J'aimerai savoir si des gens qui sont dans le même cas que moi pouvait aussi essayer de mesurer leur vitesse lors d'un fair use dépassé pour voir si Orange n'aurait pas oublié de bloquer leur 4G  !

Je recommencerai les mesures demain pour voir si ce n'était qu'un cas isolé mais il se peut qu'avec les nouveau forfaits 4G ils n'ont pas encore mis de filtre sur leur réseau 4G.


----------



## Esart (1 Novembre 2013)

Et pas de filtre sur la facture à venir non plus


----------



## flambi (6 Décembre 2013)

Ce mois-ci, je n'ai pas eu de réduction de débit (chez Sosh par contre) après mes 3Go de 3G. Si ça peut apporter un élément de la réponse...!


----------



## johnios (30 Décembre 2013)

j'ai depassé de 30go mon forfait clé 4g je risque quoi ??


----------



## Locke (30 Décembre 2013)

johnios a dit:


> j'ai depassé de 30go mon forfait clé 4g je risque quoi ??



Une belle surfacturation en rapport avec le quota dépassé. Et généralement les opérateurs n'y vont pas avec le dos de la cuillère.


----------



## johnios (30 Décembre 2013)

Le truc c'est que j'ai pas vu aucun prix en cas de dépassement de quota ( nada, peanut, à moins que ce soit très bien caché ), c'est juste marqué que le débit était réduit jusqu'au mois suivant mais que je peux toujours accéder à internet.


----------



## pierro22000 (31 Décembre 2013)

Pas de souci pour le dépassement. 
J'ai un p'tit forfait sosh 1 Go.
ça arrive régulièrement qu'il "oublie" de brider (surtout en partage de connexion).
Parfois il me bride mais il suffit que je change de telephone et sa repart pour 1 tour en vrai illimité 
au mois décembre ,c'était cadeaux. (voir screenshot)


----------



## Locke (31 Décembre 2013)

En effet, ça dépend des opérateurs. Le mien avait fait une boulette _(réparée depuis)_ qui me surfacturait au delà de mon quota et j'avais pas aimé du tout.


----------



## johnios (31 Décembre 2013)

Ok moi aussi je n'ai pas vu de réduction de débit avec la 4g sur orange et les giga montent très vite en 4g lol c'est même beaucoup plus rapide que ma ligne adsl ( en 4g j'ai download 1g en 20s environ en adsl c'est toujours plus de 1mn ).


----------



## steinway (11 Janvier 2014)

pierro22000 a dit:


> Pas de souci pour le dépassement.
> J'ai un p'tit forfait sosh 1 Go.
> ça arrive régulièrement qu'il "oublie" de brider (surtout en partage de connexion).
> Parfois il me bride mais il suffit que je change de telephone et sa repart pour 1 tour en vrai illimité
> au mois décembre ,c'était cadeaux. (voir screenshot)



Salut pierro22000,

Est-ce qu'à chaque fois que tu fais la manip du changement de tél tu as le débit non bridé ?

Merci


----------



## Bigdidou (11 Janvier 2014)

Chuuuuut !


----------



## whocancatchme (14 Janvier 2014)

Ce mois-ci, sur le forfait à 24,99, je suis arrivé presque au bout de mes 5Go, et j'ai eu le droit à une remise à zéro complète.... Donc j'ai eu 10Go ce mois-ci... On va pas se plaindre !

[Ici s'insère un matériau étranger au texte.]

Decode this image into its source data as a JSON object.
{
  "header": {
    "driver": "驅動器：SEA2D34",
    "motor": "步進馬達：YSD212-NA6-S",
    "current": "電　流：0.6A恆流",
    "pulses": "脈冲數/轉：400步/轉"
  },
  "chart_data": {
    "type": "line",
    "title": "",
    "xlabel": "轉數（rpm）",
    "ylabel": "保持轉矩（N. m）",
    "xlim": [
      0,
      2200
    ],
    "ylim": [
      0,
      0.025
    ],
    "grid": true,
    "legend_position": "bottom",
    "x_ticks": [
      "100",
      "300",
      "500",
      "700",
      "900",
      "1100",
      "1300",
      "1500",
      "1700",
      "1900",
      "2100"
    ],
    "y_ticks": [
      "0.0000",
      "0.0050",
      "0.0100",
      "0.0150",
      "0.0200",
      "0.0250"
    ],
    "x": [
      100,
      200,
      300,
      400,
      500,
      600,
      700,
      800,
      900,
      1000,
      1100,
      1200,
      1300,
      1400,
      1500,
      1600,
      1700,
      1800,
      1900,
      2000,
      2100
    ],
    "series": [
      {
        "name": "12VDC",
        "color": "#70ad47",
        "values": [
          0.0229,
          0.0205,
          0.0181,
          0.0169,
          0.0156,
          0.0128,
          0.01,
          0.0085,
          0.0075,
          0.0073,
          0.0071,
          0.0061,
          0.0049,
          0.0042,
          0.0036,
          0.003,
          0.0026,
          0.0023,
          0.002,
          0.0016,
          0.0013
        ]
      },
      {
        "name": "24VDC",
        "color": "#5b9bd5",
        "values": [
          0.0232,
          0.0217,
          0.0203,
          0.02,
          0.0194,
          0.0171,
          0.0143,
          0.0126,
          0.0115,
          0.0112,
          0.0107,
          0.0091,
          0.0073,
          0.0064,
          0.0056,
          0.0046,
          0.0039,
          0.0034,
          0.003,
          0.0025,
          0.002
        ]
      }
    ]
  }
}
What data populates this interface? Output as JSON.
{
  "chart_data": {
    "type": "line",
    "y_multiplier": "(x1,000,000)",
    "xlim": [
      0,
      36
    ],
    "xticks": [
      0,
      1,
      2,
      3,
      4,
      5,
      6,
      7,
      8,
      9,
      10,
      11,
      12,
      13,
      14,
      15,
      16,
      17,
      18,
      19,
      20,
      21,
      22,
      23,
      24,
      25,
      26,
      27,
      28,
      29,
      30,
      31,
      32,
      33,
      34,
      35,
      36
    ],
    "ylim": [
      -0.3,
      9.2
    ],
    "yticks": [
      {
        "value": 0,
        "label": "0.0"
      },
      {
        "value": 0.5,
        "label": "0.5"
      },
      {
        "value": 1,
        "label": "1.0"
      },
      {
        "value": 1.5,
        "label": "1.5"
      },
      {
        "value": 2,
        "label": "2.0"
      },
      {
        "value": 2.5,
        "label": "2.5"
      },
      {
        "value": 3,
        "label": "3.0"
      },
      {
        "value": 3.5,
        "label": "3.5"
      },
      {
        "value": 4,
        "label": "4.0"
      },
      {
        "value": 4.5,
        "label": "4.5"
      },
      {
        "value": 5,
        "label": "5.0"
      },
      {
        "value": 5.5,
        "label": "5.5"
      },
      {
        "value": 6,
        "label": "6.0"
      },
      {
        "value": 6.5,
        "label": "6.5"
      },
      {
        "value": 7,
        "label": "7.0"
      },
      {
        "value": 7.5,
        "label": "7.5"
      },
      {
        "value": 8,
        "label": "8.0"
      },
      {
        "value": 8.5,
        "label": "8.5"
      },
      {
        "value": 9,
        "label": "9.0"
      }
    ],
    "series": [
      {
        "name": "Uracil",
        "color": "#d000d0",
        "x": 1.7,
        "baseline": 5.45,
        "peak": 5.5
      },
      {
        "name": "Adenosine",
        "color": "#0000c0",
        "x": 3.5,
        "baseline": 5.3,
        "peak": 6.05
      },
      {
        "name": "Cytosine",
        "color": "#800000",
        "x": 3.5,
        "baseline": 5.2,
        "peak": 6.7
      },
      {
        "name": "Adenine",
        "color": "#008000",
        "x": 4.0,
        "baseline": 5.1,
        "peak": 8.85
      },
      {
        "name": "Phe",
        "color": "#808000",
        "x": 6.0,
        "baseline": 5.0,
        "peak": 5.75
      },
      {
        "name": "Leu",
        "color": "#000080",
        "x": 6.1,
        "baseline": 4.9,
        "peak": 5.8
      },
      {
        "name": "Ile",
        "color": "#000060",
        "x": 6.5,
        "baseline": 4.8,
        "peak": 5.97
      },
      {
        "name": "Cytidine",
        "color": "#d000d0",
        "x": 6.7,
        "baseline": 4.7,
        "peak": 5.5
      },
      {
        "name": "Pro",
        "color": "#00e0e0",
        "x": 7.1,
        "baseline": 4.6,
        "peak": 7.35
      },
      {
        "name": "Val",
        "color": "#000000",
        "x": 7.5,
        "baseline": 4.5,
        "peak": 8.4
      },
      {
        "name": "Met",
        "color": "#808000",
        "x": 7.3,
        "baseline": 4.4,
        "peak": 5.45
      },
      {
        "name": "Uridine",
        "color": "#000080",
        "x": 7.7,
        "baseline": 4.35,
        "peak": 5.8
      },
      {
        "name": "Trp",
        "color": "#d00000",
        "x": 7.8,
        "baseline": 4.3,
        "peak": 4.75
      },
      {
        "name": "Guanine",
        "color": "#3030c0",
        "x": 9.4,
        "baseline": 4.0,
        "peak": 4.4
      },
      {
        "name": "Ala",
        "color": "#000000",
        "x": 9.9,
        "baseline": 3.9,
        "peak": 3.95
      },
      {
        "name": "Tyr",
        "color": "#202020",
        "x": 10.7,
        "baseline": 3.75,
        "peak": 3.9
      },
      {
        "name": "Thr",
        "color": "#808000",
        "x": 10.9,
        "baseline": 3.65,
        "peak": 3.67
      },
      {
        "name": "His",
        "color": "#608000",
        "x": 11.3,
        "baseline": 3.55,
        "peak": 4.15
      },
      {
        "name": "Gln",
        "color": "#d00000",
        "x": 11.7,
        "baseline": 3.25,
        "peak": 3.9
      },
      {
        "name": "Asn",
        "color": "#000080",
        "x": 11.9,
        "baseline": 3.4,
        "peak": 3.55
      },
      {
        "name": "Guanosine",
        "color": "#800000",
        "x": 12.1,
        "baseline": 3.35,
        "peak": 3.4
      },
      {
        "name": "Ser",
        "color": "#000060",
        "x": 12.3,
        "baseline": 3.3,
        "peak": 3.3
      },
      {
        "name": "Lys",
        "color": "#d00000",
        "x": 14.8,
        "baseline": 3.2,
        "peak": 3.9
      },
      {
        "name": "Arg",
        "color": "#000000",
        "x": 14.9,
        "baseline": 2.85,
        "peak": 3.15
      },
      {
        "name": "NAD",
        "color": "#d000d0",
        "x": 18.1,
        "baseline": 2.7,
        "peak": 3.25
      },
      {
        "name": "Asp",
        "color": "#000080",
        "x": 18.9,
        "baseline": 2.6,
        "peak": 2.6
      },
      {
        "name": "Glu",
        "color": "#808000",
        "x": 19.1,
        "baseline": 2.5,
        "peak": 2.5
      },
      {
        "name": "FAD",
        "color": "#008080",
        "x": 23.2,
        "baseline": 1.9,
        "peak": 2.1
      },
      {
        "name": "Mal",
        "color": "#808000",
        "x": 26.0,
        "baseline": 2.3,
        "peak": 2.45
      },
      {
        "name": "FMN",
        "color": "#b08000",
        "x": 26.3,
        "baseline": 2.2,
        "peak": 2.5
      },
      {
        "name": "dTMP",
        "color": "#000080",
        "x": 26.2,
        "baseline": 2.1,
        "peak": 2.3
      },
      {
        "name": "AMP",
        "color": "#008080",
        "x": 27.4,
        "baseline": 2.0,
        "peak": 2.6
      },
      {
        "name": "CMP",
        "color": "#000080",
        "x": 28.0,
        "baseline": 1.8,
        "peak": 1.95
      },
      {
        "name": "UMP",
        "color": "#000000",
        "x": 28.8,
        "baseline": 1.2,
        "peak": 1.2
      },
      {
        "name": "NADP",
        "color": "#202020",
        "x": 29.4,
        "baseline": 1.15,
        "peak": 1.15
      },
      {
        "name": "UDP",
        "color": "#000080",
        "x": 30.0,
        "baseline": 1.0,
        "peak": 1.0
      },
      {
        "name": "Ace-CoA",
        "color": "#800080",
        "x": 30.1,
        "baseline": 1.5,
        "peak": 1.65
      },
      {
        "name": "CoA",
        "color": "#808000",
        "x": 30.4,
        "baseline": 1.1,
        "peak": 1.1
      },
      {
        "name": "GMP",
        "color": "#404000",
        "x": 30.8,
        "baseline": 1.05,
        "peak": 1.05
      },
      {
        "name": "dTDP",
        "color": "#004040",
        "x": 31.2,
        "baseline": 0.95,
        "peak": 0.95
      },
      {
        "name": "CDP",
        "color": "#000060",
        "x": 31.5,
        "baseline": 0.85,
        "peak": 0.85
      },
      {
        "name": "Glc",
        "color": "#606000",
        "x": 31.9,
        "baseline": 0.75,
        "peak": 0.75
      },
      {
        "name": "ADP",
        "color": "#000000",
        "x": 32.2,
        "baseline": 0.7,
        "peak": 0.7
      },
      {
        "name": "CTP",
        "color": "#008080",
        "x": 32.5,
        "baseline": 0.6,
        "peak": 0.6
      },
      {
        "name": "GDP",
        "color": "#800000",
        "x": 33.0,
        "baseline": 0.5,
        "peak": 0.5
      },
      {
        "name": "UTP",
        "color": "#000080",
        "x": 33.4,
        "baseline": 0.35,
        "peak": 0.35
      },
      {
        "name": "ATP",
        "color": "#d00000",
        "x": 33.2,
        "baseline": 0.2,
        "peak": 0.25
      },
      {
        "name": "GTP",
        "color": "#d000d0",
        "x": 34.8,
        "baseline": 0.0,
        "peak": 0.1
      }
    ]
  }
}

EDIT: le passage à la 4G y est peut-être pour quelque chose... J'ai fusillé mon forfait avec la 4G sur mon 5S, et la (le 14 donc date officielle de passage en 4G), ils ont peut etre remis tout le monde à zéro


----------



## patrick.2 (12 Octobre 2014)

chronotiger a dit:


> Je viens de découvrir un petit bug sur les forfaits 4G, cela concerne le Fair Use.
> 
> J'ai donc le forfait 4G origami 4Go que j'utilise avec mon iPhone 5S. Et je viens de dépasser le fair use, bien sûr Orange m'envoie donc le fameux SMS "mon trafic multimédia a dépassé 4go. Le débit est réduit jusqu'à prochaine facturation" comme d'hab quoi...
> 
> ...



En pratique le debit peut etre normal si peu ou pas trop d'utilisteurs sur le relais


----------